Signs of Fearful-Avoidant Attachment in Dating

Recognising fearful-avoidant patterns early in a relationship.

Dating with fearful-avoidant attachment means the honeymoon phase comes with a hidden countdown timer. Signs in Dating captures the unique terror of wanting someone while knowing — in your bones — that wanting means vulnerability, and vulnerability has historically meant pain.

Why This Triggers Fearful-Avoidant Attachment

At its core, signs in dating activates your fear of both abandonment and engulfment simultaneously. Your attachment system — dysregulated — swinging between hyperactivation and deactivation by design — reads this situation as a threat to your safety that has never felt available. The result is overwhelm, confusion about your own feelings, and a desperate urge to flee or freeze. What makes this particularly challenging is that your response is automatic: before your rational mind can assess the situation, your body has already decided this is an emergency. Understanding this neurological reality is the first step toward choosing a different response.

What You Might Be Feeling

  • Emotional whiplash — swinging between opposite feelings rapidly
  • Confusion about what you actually want or feel
  • A simultaneous urge to move closer and pull away
  • Physical overwhelm — shakiness, brain fog, or sudden fatigue
  • Fear that you're fundamentally broken or too complicated to love
  • Difficulty trusting your own emotional responses as real or valid

What To Do

  1. Identify whether you're currently in an anxious or avoidant state. The strategy differs for each.
  2. Ground your body first — your nervous system needs to settle before your mind can think clearly.
  3. Journal the contradictions without trying to resolve them. 'I want closeness AND I want to run' — both can be true.
  4. Avoid making major relationship decisions during emotional extremes. Wait for the middle ground.
  5. Build a support network beyond your partner. Fearful-avoidants often put all their emotional eggs in one basket.
  6. Seek trauma-informed therapy. Fearful-avoidant attachment responds best to modalities that work with the body, not just the mind.

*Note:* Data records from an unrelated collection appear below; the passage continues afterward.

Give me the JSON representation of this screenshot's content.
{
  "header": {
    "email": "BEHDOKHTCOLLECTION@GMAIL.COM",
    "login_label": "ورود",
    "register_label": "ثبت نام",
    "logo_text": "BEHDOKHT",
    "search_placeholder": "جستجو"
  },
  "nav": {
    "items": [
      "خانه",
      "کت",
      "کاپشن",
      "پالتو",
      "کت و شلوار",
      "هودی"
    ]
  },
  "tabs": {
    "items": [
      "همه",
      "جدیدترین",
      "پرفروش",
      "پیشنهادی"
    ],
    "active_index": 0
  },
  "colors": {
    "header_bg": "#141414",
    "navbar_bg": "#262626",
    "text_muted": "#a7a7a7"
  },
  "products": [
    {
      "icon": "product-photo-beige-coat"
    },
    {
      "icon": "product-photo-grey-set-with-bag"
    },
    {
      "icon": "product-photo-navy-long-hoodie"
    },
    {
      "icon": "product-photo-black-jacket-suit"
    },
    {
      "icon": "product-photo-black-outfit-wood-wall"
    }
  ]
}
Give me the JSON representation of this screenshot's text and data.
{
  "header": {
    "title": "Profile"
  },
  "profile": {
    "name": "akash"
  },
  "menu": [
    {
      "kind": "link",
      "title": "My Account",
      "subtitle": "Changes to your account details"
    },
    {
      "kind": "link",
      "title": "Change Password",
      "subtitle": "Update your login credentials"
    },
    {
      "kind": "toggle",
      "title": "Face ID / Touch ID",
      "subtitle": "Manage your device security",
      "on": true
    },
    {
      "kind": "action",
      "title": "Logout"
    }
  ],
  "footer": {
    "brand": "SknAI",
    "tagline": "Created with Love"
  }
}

When This Is Part of a Bigger Pattern

The push-pull you experience around signs in dating isn't random — it follows a predictable cycle, even if it doesn't feel that way from the inside. When closeness exceeds your window of tolerance, you deactivate. When distance exceeds it, you pursue. Mapping this cycle in a journal can help you see the pattern and, eventually, widen that window. Trauma-informed therapy — EMDR, somatic experiencing, or IFS — is particularly effective for this work.